Being a member of the Graduate Student Union currently bargaining for higher wages, Miller also draws attention to the issues graduate students specifically face. 

 “Graduate workers of color, specifically international graduate workers of color, are the most likely to be housing insecure, to get paid less and to be exploited by their departments,” Miller said. “Part of our bargaining is trying to get them to see that that is happening systematically across the university.”

Some professors, like Eugene Young, who teaches in the College of Business, don’t believe race or skin color affect the way they teach.

“For me, I’m just another teacher,” Young said. “I don’t think about race and color, to me, that’s an issue out there that people talk about… I just happen to be black.”

Young worked as an engineer prior to coming to OSU, a field in which he described was predominantly white, and compared that to OSU’s diversity. 

 “With other people that are like me, that have worked in predominantly white industries for that period of time, they’ve seen the whole thing, they always get called on to participate in this stuff because they got to find somebody black to be on the diversity committee,” said Young. “So you tend to get all that stuff shoved onto you, and it gets added on to your workload, and it’s not your main job.”

OSU currently has a Diversity Strategic Plan for the years 2018-23, in which the five key goals of the plan are to integrate inclusive excellence, improve recruitment of students and employees from underrepresented communities, create an inclusive environment to increase retention, provide transformative learning experiences, and communicate Oregon State’s accomplishments as their goal progresses. 

“I am thankful that we have deans, and department heads who are diligently working to increase their recruiting efforts of underrepresented staff at OSU,” said Charlene Alexander, the chief diversity officer at the Office of Institutional Diversity.

Alexander referred to the Diversity Strategic Plan’s outline when asked about the support and resources provided to faculty of color. 

In the outline, the department planned to “provide institutional support to employee affinity groups engaging in community building and retention efforts,” including the Association of Faculty & Staff for the Advancement of People of Color. 

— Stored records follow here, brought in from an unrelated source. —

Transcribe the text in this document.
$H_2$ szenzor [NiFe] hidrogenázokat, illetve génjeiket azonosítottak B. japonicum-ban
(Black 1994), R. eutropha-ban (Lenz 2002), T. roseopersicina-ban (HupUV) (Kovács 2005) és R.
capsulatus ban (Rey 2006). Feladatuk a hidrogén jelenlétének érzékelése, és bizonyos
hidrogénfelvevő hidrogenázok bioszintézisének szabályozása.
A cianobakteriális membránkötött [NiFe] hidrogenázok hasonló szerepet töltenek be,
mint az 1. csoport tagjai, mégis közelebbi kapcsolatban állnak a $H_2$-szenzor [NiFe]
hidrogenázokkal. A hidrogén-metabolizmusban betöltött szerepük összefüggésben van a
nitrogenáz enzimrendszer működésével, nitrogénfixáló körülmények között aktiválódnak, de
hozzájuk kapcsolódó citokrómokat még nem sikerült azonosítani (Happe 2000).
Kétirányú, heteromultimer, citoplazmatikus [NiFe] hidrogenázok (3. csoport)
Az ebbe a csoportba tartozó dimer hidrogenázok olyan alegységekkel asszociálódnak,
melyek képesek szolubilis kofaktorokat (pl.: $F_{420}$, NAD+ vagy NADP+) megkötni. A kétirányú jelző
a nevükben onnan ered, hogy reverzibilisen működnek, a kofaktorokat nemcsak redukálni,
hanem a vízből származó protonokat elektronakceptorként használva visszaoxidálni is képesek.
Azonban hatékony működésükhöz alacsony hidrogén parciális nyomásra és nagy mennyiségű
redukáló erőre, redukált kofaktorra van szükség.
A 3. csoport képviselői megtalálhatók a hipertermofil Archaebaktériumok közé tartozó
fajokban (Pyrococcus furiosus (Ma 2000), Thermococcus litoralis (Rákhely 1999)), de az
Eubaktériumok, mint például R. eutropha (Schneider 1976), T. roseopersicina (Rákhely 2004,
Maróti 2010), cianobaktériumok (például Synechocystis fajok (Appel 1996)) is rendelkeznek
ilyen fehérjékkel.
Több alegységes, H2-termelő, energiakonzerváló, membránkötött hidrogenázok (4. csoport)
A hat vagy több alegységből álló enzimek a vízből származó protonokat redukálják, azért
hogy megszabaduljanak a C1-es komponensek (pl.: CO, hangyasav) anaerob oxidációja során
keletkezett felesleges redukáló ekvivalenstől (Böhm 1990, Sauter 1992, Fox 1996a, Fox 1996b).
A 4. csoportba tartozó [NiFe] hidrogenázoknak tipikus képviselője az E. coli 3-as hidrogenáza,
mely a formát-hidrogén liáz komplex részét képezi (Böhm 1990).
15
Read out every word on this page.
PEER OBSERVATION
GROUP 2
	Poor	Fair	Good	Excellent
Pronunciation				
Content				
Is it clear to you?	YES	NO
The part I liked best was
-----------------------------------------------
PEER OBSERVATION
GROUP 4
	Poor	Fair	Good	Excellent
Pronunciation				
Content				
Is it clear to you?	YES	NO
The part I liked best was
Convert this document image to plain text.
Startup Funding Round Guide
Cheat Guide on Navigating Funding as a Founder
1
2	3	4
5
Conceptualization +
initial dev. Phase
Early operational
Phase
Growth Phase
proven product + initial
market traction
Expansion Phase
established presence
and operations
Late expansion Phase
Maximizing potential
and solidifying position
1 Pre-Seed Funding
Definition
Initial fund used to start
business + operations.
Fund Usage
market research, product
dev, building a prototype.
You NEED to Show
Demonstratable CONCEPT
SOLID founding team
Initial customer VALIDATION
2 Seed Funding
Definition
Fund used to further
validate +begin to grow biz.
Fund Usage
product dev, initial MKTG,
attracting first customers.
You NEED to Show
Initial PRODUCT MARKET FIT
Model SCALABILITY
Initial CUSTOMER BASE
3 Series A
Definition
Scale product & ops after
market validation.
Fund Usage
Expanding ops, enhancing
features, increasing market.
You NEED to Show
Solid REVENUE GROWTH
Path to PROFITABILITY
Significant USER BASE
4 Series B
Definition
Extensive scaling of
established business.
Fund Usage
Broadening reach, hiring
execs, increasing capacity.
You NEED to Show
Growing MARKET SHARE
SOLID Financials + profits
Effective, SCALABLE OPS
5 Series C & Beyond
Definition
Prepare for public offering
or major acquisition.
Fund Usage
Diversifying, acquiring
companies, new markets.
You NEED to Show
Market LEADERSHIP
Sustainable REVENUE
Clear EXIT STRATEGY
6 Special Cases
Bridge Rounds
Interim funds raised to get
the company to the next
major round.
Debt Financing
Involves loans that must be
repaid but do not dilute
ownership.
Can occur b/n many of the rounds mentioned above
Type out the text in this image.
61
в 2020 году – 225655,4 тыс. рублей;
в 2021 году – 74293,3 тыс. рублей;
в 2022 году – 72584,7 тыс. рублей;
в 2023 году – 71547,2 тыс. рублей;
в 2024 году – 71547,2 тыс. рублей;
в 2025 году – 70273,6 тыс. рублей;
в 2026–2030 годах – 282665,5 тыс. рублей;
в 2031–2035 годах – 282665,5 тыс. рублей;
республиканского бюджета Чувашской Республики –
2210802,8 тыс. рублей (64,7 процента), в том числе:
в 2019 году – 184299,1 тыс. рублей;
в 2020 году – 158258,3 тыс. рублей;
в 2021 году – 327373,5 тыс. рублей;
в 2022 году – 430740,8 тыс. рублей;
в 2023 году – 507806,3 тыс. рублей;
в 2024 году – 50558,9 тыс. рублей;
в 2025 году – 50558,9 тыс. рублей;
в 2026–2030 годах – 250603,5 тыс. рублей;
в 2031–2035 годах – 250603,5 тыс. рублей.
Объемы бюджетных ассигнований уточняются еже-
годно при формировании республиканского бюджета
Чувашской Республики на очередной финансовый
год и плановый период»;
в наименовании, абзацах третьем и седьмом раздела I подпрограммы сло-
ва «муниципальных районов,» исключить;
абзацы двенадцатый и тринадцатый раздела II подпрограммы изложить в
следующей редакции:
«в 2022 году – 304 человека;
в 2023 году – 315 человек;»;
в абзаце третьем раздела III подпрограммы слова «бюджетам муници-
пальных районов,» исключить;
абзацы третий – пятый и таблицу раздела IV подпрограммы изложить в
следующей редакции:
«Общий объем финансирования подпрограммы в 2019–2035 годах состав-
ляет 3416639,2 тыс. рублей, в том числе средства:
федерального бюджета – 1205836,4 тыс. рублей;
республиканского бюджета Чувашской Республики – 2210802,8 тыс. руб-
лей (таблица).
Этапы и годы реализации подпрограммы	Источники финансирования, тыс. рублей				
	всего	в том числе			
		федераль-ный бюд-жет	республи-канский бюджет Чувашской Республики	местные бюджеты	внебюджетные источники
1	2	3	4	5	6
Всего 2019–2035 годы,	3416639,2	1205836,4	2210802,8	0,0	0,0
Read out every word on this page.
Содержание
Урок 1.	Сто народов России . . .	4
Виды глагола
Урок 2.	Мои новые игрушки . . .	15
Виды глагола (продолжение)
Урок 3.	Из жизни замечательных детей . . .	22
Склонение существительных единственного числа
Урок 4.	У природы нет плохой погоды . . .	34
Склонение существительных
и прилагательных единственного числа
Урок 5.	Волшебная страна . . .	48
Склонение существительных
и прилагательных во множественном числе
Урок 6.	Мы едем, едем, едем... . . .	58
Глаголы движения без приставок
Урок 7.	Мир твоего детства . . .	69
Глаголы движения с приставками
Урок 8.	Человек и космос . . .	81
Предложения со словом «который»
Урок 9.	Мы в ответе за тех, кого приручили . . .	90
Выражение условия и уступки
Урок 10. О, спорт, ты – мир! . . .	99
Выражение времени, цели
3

“The people that are in [AFAPC] often are not people in my position of being a researcher and a teacher,” Ribero said. “So, it hasn’t felt like a great group for me…but I think the group does try to build community.”

As a Latina, Ribero noted that she personally finds support at the César Chávez Cultural Center when talking to students about their experiences, as they often parallel hers. 

Oregon State ADVANCE is also a program working towards diversifying faculty across the institution. 

According to Dwaine Plaza, a professor of sociology and a senior staff member for ADVANCE, the program was originally funded in 2015 by the National Science Foundation to support individuals who are writing proposals from within the university to improve conditions at OSU, and was originally started to show the disproportionate amount of female to male instructors. 

“Even today, if you look at the ranks, we still have a disproportionate number of men compared to women faculty members,” Plaza said. “In addition to that, we have a disproportionate number of people of color. So you’ve got men, then women, then people of color. And if you’re a woman of color who is in the academy, [that number] is even smaller.”

He also said ADVANCE aims to create conversation about the barriers that women and people of color face in an institution where they are the minorities. 

While OSU continues to recruit faculty of color, there is also the aspect of retention that is statistically more difficult to maintain among faculty of color, with the lack of support offered to those faculty who feel isolated in their departments. 

Alexander discussed the ways in which the Office of Institutional Diversity will implement programs to increase staff diversity. 

“We are paying attention to how we contribute to the number of diverse scholars interested in academic careers, as well we are working with others to develop a tool kit for faculty recruiting and retention.” 

Alexander added that these resources will be available at the start of summer 2020.